La Sicilia punta sui distretti: dall’olio alle nuove tecnologie

Michela Fischer guida quello dei dolci: «la mia esperienza al servizio della Sicilia»

A Blue Sea Land, nello stand di piazza Mokarta, vetrina per i 13 neonati nelle scorse settimane

Mazara del Vallo (Tp) – La Sicilia punta sui Distretti produttivi per offrire sempre più qualità, garantire servizi e formazione e ‘pensare’ in una logica consortile. A “Blue Sea Land”, si è già conclusa, un intero stand in piazza Mokarta è stato dedicato alla vetrina dei 23 Distretti ora esistenti: 10 c’erano già e sono stati rinnovati e riconosciuti nel 2020, gli altri 13 sono di recentissima istituzione. Ad allestirlo l’Assessorato regionale alle attività produttive che, insieme a quello dell’agricoltura e pesca, collabora a questa X edizione di “Blue Sea Land”. Tra i nuovi Distretti c’è “Sicily 5.0” che già mette insieme 105 aziende: «L’obiettivo è quello di rimettere l’uomo al centro dello sviluppo industriale» ha detto Giuseppe Piazza, rappresentante del neonato Distretto.

Mimmo Turano

«La mia esperienza al servizio della Sicilia» Tra i nuovi Distretti con vetrina a “Blue Sea Land” c’è quello dei dolci di Sicilia che raduna già 60 aziende in tutta l’Isola. A rappresentarlo in questa fase è Michela Fischer, donna emiliana trasferitasi in Sicilia dopo aver comprato casa a Menfi. La Fischer, oggi in pensione, ha lavorato presso il Ministero delle politiche agricole della Baviera (in Germania) e per ‘Cibus’ e ‘Tutto Food’ in Italia. «Voglio mettere a disposizione di questa terra che mi ha accolto la mia esperienza – ha detto la Fischer – il grande valore è quello di legare i dolci al territorio. In questa direzione la Sicilia ha una marcia in più: quando si parla di cannoli e cassate subito si pensa all’Isola. Oggi è il tempo di supportare le aziende che operano nel settore in Sicilia e il Distretto è un’opportunità straordinaria per aiuti concreti nella partecipazione a fiere specializzate, nella formazione, nell’innovazione e nel migliorare i sistemi di vendita. L’idea consortile emiliana nell’agroalimentare è stata di successo – ha detto ancora la Fischer – la Sicilia ha tutte le carte in regola per fare altrettanto».

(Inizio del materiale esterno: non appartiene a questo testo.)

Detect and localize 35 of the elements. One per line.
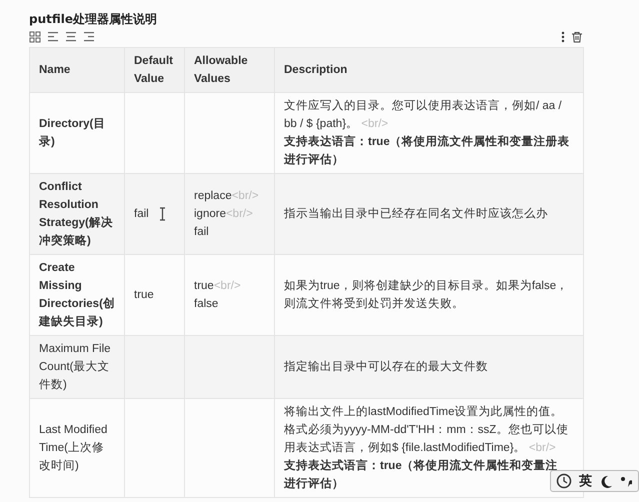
- description-text: 指定输出目录中可以存在的最大文件数: [284, 360, 489, 375]
- column-header: Name: [30, 48, 124, 92]
- table-cell: Conflict Resolution Strategy(解决冲突策略): [30, 174, 124, 254]
- grid-icon: [29, 31, 41, 43]
- default-value: true: [134, 288, 154, 303]
- allowable-value: false: [194, 298, 218, 310]
- allowable-value: true<br/>: [194, 280, 241, 292]
- table-cell: Last Modified Time(上次修改时间): [30, 398, 124, 498]
- align-left-icon: [47, 31, 59, 43]
- punctuation-icon: [620, 474, 632, 488]
- table-cell: Create Missing Directories(创建缺失目录): [30, 254, 124, 336]
- allowable-value: fail: [194, 226, 209, 238]
- column-header: Allowable Values: [184, 48, 274, 92]
- bold-note: 支持表达式语言：true（将使用流文件属性和变量注: [284, 457, 558, 475]
- align-center-icon: [65, 31, 77, 43]
- ime-logo-icon: [556, 473, 572, 489]
- column-header: Description: [274, 48, 584, 92]
- bold-note: 支持表达语言：true（将使用流文件属性和变量注册表进行评估）: [284, 133, 574, 169]
- moon-icon: [599, 474, 613, 488]
- table-cell: Maximum File Count(最大文件数): [30, 336, 124, 398]
- description-text: 将输出文件上的lastModifiedTime设置为此属性的值。格式必须为yyyy-MM-dd'T'HH：mm：ssZ。您也可以使用表达式语言，例如$ {file.lastModifiedTime}。 <br/>: [284, 404, 570, 456]
- allowable-value: replace<br/>: [194, 190, 259, 202]
- more-icon[interactable]: [561, 31, 565, 43]
- default-value: fail: [134, 207, 149, 222]
- trash-icon[interactable]: [571, 31, 583, 43]
- input-mode-toggle[interactable]: 英: [579, 472, 592, 490]
- align-right-icon: [83, 31, 95, 43]
- description-text: 指示当输出目录中已经存在同名文件时应该怎么办: [284, 206, 549, 222]
- allowable-value: ignore<br/>: [194, 208, 253, 220]
- description-text: 如果为true，则将创建缺少的目标目录。如果为false，则流文件将受到处罚并发送失败。: [284, 278, 570, 312]
- table-cell: Directory(目录): [30, 92, 124, 174]
- description-text: 文件应写入的目录。您可以使用表达语言，例如/ aa / bb / $ {path}。 <br/>: [284, 98, 563, 132]
- bold-note: 进行评估）: [284, 475, 344, 493]
- section-heading: putfile处理器属性说明: [29, 11, 158, 27]
- column-header: Default Value: [124, 48, 184, 92]
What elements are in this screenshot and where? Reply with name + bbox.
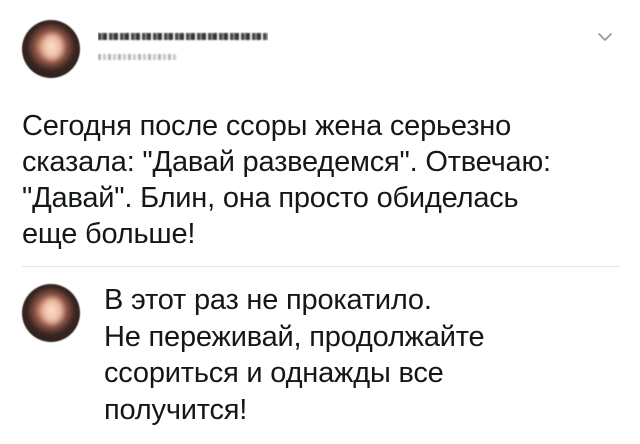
reply-author-avatar[interactable] (22, 284, 80, 342)
tweet-author-name[interactable] (98, 30, 268, 42)
tweet-author-handle[interactable] (98, 52, 178, 62)
tweet-author-avatar[interactable] (22, 20, 80, 78)
reply-tweet: В этот раз не прокатило. Не переживай, п… (0, 268, 640, 444)
twitter-thread: Сегодня после ссоры жена серьезно сказал… (0, 0, 640, 444)
tweet: Сегодня после ссоры жена серьезно сказал… (0, 0, 640, 268)
chevron-down-icon[interactable] (596, 28, 614, 46)
tweet-text: Сегодня после ссоры жена серьезно сказал… (22, 110, 551, 250)
reply-text: В этот раз не прокатило. Не переживай, п… (104, 284, 485, 426)
divider (22, 266, 620, 267)
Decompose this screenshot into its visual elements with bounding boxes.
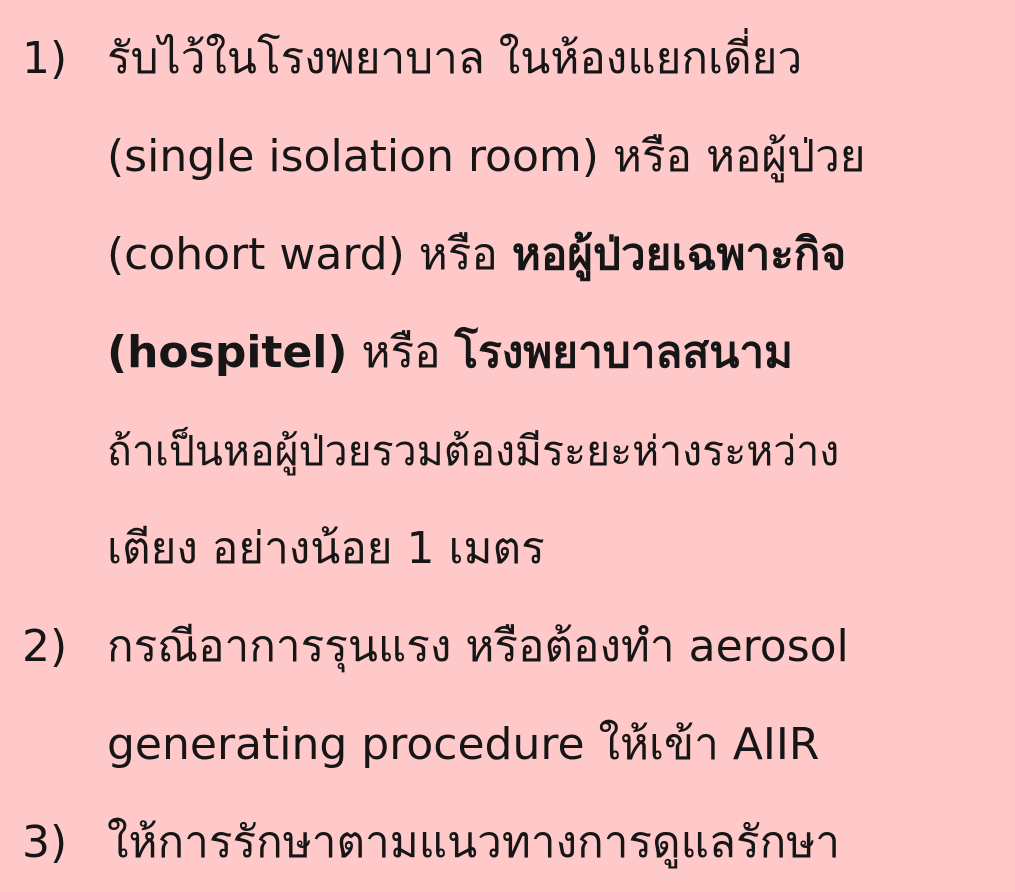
item-1-line-3: (cohort ward) หรือ หอผู้ป่วยเฉพาะกิจ (107, 206, 1015, 304)
item-2-line-2: generating procedure ให้เข้า AIIR (107, 719, 820, 770)
list-item-1: 1) รับไว้ในโรงพยาบาล ในห้องแยกเดี่ยว (si… (0, 10, 1015, 598)
item-1-line-6: เตียง อย่างน้อย 1 เมตร (107, 523, 545, 574)
item-1-line-5: ถ้าเป็นหอผู้ป่วยรวมต้องมีระยะห่างระหว่าง (107, 427, 840, 475)
item-number: 1) (22, 33, 68, 84)
list-item-2: 2) กรณีอาการรุนแรง หรือต้องทำ aerosol ge… (0, 598, 1015, 794)
item-2-line-1: กรณีอาการรุนแรง หรือต้องทำ aerosol (107, 621, 849, 672)
item-number: 3) (22, 817, 68, 868)
item-1-line-4: (hospitel) หรือ โรงพยาบาลสนาม (107, 304, 1015, 402)
item-number: 2) (22, 621, 68, 672)
item-1-line-4-bold-1: (hospitel) (107, 327, 348, 378)
item-1-line-2: (single isolation room) หรือ หอผู้ป่วย (107, 131, 866, 182)
item-1-line-4-text: หรือ (347, 327, 455, 378)
item-1-line-1: รับไว้ในโรงพยาบาล ในห้องแยกเดี่ยว (107, 33, 803, 84)
item-1-line-3-text: (cohort ward) หรือ (107, 229, 512, 280)
item-1-line-3-bold: หอผู้ป่วยเฉพาะกิจ (511, 229, 847, 280)
list-item-3: 3) ให้การรักษาตามแนวทางการดูแลรักษา (0, 794, 1015, 892)
item-3-line-1: ให้การรักษาตามแนวทางการดูแลรักษา (107, 817, 840, 868)
item-1-line-4-bold-2: โรงพยาบาลสนาม (454, 327, 794, 378)
slide-content: 1) รับไว้ในโรงพยาบาล ในห้องแยกเดี่ยว (si… (0, 0, 1015, 889)
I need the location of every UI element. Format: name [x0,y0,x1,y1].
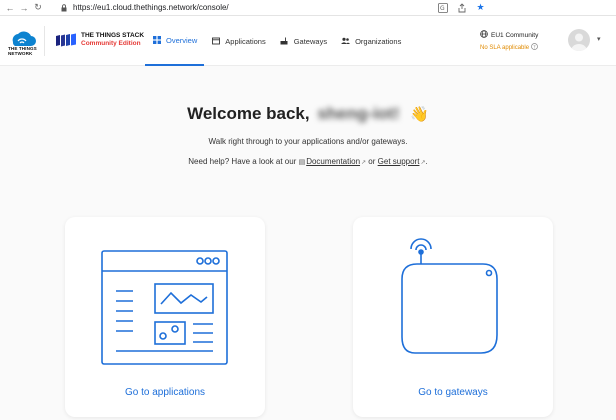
lock-icon[interactable] [59,3,69,12]
header-divider [44,26,45,56]
product-title: THE THINGS STACK [81,32,145,39]
go-to-applications-link[interactable]: Go to applications [65,387,265,398]
nav-applications-label: Applications [225,36,266,46]
application-icon [211,37,220,46]
back-arrow-icon[interactable]: ← [3,1,17,15]
nav-overview[interactable]: Overview [145,16,205,66]
globe-icon [480,30,488,40]
browser-toolbar: ← → ↻ https://eu1.cloud.thethings.networ… [0,0,616,16]
help-or: or [368,157,376,166]
chevron-down-icon[interactable]: ▾ [597,35,601,43]
go-to-gateways-link[interactable]: Go to gateways [353,387,553,398]
username-blurred: sheng-iot! [317,104,400,123]
translate-icon[interactable]: G [437,2,448,13]
gateway-icon [280,37,289,46]
support-link[interactable]: Get support [378,157,420,166]
nav-applications[interactable]: Applications [204,16,272,66]
app-header: THE THINGS NETWORK THE THINGS STACK Comm… [0,16,616,66]
user-avatar[interactable] [568,29,590,51]
help-circle-icon[interactable]: ? [531,43,538,52]
product-edition: Community Edition [81,40,141,47]
nav-gateways-label: Gateways [293,36,328,46]
people-icon [341,37,351,46]
svg-text:G: G [440,5,445,12]
waving-hand-icon: 👋 [410,106,429,123]
tts-logo-icon[interactable] [55,33,77,47]
share-icon[interactable] [456,2,467,13]
cluster-selector[interactable]: EU1 Community No SLA applicable ? [480,30,538,52]
nav-overview-label: Overview [166,35,198,45]
welcome-heading: Welcome back, sheng-iot! 👋 [0,104,616,124]
book-icon: ▤ [298,159,306,166]
nav-organizations-label: Organizations [355,36,402,46]
gateway-illustration-icon [401,238,498,354]
cluster-sla: No SLA applicable [480,44,530,51]
external-link-icon: ↗ [361,160,367,166]
ttn-logo-text: THE THINGS NETWORK [8,46,37,56]
welcome-prefix: Welcome back, [187,104,310,123]
documentation-link[interactable]: Documentation [306,157,360,166]
bookmark-star-icon[interactable]: ★ [475,2,486,13]
nav-gateways[interactable]: Gateways [273,16,334,66]
grid-icon [152,36,161,45]
reload-icon[interactable]: ↻ [31,1,45,15]
browser-actions: G ★ [437,2,486,13]
gateways-card[interactable]: Go to gateways [353,217,553,417]
application-illustration-icon [101,250,228,365]
welcome-subtitle: Walk right through to your applications … [208,137,408,146]
help-prefix: Need help? Have a look at our [188,157,297,166]
cluster-name: EU1 Community [491,31,539,39]
help-suffix: . [425,157,428,166]
help-line: Need help? Have a look at our ▤Documenta… [0,157,616,166]
forward-arrow-icon[interactable]: → [17,1,31,15]
main-nav: Overview Applications Gateways Organizat… [145,16,408,66]
address-bar[interactable]: https://eu1.cloud.thethings.network/cons… [73,3,229,12]
nav-organizations[interactable]: Organizations [334,16,408,66]
applications-card[interactable]: Go to applications [65,217,265,417]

«I distretti strumenti di sviluppo» – «in questa edizione di “blue sea land” abbiamo celebrato il successo di un’idea: quella delle imprese di filiera che si raccolgono nei distretti produttivi, ha detto l’assessore regionale alle attività produttive Mimmo Turano. Il Distretto della pesca Cosvap di Mazara del Vallo in questo senso è stato un antesignano, ma oggi con i 23 Distretti riconosciuti dalla Regione abbiamo in campo un importante strumento di sviluppo e crescita per l’economia siciliana che intendiamo sostenere nel campo della formazione, dell’innovazione e dell’internazionalizzazione. L’obiettivo è quello di sostenere e rafforzare il brand Sicilia in diversi settori e di avere delle importanti ricadute in campo occupazionale ed economico», ha concluso Turano.